It had all the qualities of a fairy-tale romance to Cassandra Tan (not her real name): meeting an eligible American-Chinese businessman online and falling in love, with the promise of a happy-ever-after.
But she was just being led down the garden path. Over two years, Ms Tan, a clerk in her 50s, was not only cheated of $80,000 by her online “lover”, but she had also been manipulated into being a money mule.
She first met the man on Facebook in mid-2018. He claimed to be a 59-year-old American-Chinese businessman working for “Keppel” and doing so overseas.
He proceeded to spin tales, claiming, among other things, that his money had been “taken by the CIA”, and that he and his staff were “trapped at Customs and needed money to get out”. He also sent images of “himself” in hospital, feigning serious medical emergencies.
“I started falling in love with him.

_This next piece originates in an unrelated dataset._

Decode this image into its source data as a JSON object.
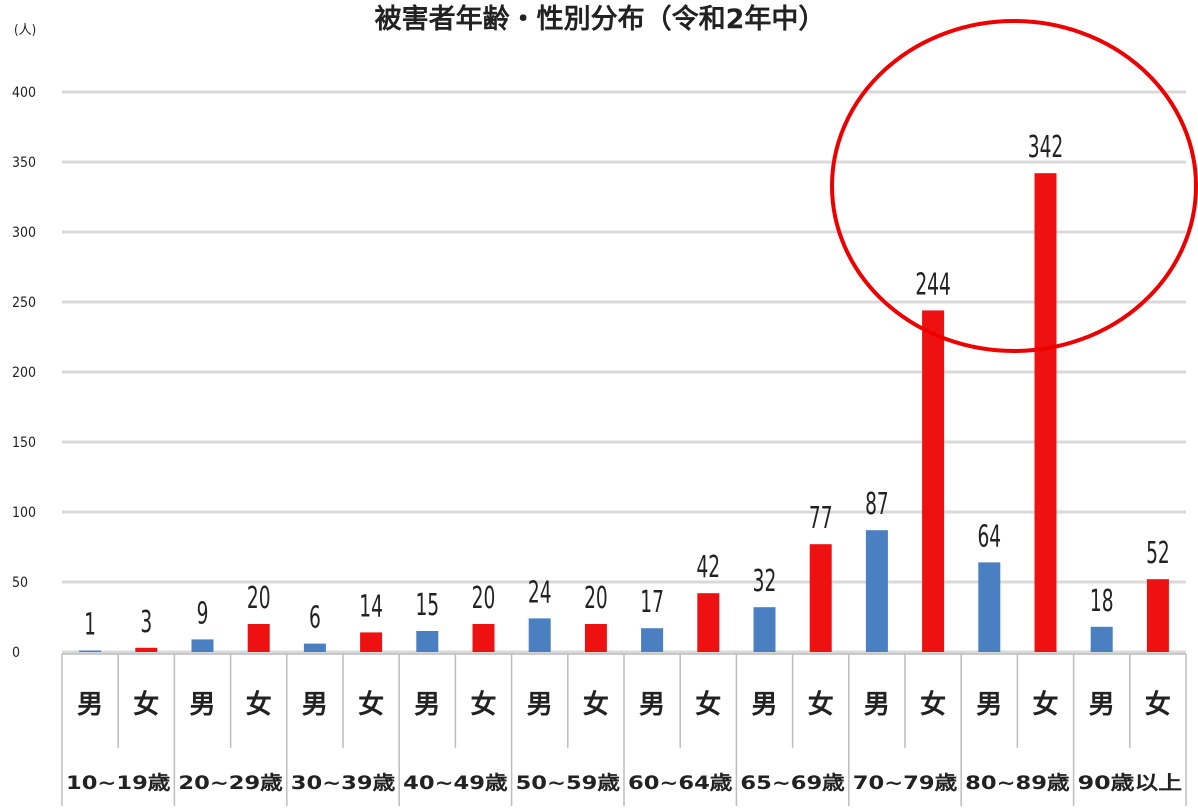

I also took pity on him and wanted to help,” she said.
This ruse went on until October last year, during which Ms Tan transferred $80,000 of her savings to him over multiple transactions.
But it was not over. The man asked her in May this year to allow him to use her account to purchase bitcoin credits. He made three transfers of $5,000 to her account between May and June, telling her to keep $500 each time she bought bitcoin credits on his behalf.

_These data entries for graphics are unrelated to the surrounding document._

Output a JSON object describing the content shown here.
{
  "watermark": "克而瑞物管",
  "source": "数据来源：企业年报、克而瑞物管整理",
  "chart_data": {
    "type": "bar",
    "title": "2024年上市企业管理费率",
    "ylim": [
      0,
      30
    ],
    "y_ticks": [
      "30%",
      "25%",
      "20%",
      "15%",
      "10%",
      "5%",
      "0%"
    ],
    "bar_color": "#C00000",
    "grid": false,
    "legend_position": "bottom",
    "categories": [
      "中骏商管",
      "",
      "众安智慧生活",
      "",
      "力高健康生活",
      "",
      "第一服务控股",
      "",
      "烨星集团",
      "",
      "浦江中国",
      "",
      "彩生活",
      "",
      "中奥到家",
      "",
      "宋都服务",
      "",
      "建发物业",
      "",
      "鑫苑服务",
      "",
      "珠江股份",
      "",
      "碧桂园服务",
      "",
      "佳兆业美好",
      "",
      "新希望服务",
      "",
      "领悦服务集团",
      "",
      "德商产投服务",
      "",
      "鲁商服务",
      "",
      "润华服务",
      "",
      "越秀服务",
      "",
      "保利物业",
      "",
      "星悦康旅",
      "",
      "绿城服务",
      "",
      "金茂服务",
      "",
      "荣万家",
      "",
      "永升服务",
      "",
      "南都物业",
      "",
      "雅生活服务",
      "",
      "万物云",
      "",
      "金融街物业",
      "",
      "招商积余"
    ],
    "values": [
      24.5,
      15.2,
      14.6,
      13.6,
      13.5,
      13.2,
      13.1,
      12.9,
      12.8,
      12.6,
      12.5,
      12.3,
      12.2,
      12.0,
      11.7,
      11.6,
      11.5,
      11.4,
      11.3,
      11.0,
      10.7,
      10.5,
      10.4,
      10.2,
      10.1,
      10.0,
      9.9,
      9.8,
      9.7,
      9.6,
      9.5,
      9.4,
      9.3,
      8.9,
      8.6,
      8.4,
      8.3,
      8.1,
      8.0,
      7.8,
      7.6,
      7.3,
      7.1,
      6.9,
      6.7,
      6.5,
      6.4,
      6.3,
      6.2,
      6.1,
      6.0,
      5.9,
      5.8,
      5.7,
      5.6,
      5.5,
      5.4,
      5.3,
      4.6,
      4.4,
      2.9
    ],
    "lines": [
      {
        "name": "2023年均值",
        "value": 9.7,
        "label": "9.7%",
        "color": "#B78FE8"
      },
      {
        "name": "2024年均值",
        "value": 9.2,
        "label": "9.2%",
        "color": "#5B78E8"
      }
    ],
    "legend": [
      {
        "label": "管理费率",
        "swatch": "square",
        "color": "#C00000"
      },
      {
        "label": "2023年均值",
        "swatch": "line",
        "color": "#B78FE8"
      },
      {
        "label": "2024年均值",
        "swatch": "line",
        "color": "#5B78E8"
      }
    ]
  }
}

“Every transaction, I kept $500 for my own usage. As he owed me so much money, I thought it is only right for me to keep $1,500 for myself,” Ms Tan said.

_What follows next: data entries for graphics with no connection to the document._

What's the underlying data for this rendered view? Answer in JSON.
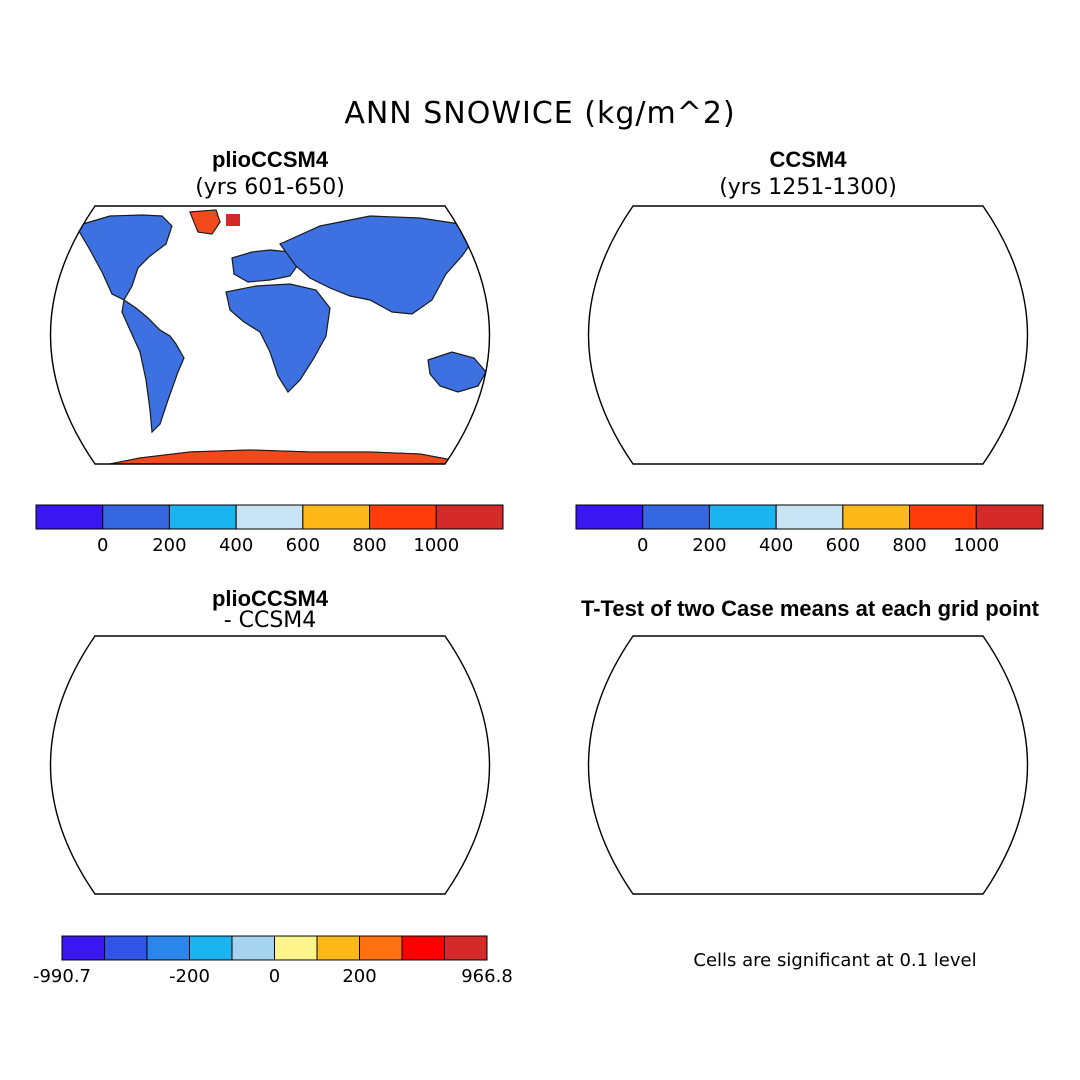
{
  "title": "ANN SNOWICE (kg/m^2)",
  "panels": [
    {
      "title": "plioCCSM4",
      "subtitle": "(yrs 601-650)"
    },
    {
      "title": "CCSM4",
      "subtitle": "(yrs 1251-1300)"
    },
    {
      "title": "plioCCSM4",
      "subtitle": "- CCSM4"
    },
    {
      "title": "T-Test of two Case means at each grid point",
      "subtitle": ""
    }
  ],
  "colorbar_abs": {
    "colors": [
      "#3a16f0",
      "#3568e0",
      "#1ab4f0",
      "#c8e4f4",
      "#ffb81a",
      "#ff3c0a",
      "#d42a2a"
    ],
    "labels": [
      "0",
      "200",
      "400",
      "600",
      "800",
      "1000"
    ]
  },
  "colorbar_diff": {
    "colors": [
      "#3a16f0",
      "#3054e6",
      "#2a86ea",
      "#1ab4f0",
      "#a6d4f0",
      "#fdf48c",
      "#ffb81a",
      "#ff7010",
      "#ff0000",
      "#d42a2a"
    ],
    "labels": [
      "-990.7",
      "-200",
      "0",
      "200",
      "966.8"
    ]
  },
  "ttest_note": "Cells are significant at 0.1 level",
  "map_colors": {
    "land_snow": "#3d71e2",
    "ice_sheet": "#f04a1c",
    "diff_light": "#a8d2f0",
    "diff_yellow": "#f6ee8a",
    "significant": "#ff0000",
    "greenland_diff": "#3a16f0"
  }
}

The police stepped in after they detected the suspicious transfers. It later came to light that she had not only been the victim of an Internet love scam, but was also being made use of to launder illegal monies.
Ms Tan was one of 2,500 people investigated between January and August this year for acting as money mules. Investigations into her case have concluded, and she has been issued an advisory.
Deputy Superintendent Jane Lim of the Commercial Affairs Department said: “When scammers forge relationships with their targets and build trust over time, it becomes easy to get someone to give up their bank information or transfer funds.”
The police in separate statements cited two cases involving money mules. “Nelson”, a 26-year-old Singaporean man, was sentenced to 10 months in jail for using his bank account to receive $36,400 between March and April 2017 via 27 bank transfers and cash deposits. He became a money mule after procuring sexual services from an unknown woman on online classifieds website Locanto and subsequently made multiple cash transfers on behalf of a man said to be her “boss”. He converted $34,489.25 into Alipay credits for this “boss” over 63 transactions. Nelson then kept the balance for his personal use.
Last Friday, hotel cleaner Noorhudah Sa’ad, 47, was sentenced to 22 months and three weeks’ jail over money laundering offences.
She had been acting as a money mule for her online lover “Lucky Mentus” and a friend known to her as “Lynn”, by withdrawing the funds received to hand to contacts in Singapore or Malaysia.
About $187,560, derived from various business e-mail scams and Internet love scams, was laundered in this way from December 2015 to September 2016.
DSP Lim cautioned against agreeing to receive or transfer any money on behalf of others, especially if the sources of the funds are unknown. “Never share your one-time PIN, or allow anyone to use your bank account, e-wallet, or cryptocurrency account, as you are responsible for all the transactions made through your accounts.”
For acting as a money mule to help a criminal retain benefits from illicit activities, one can be fined up to $500,000, jailed for up to 10 years, or both.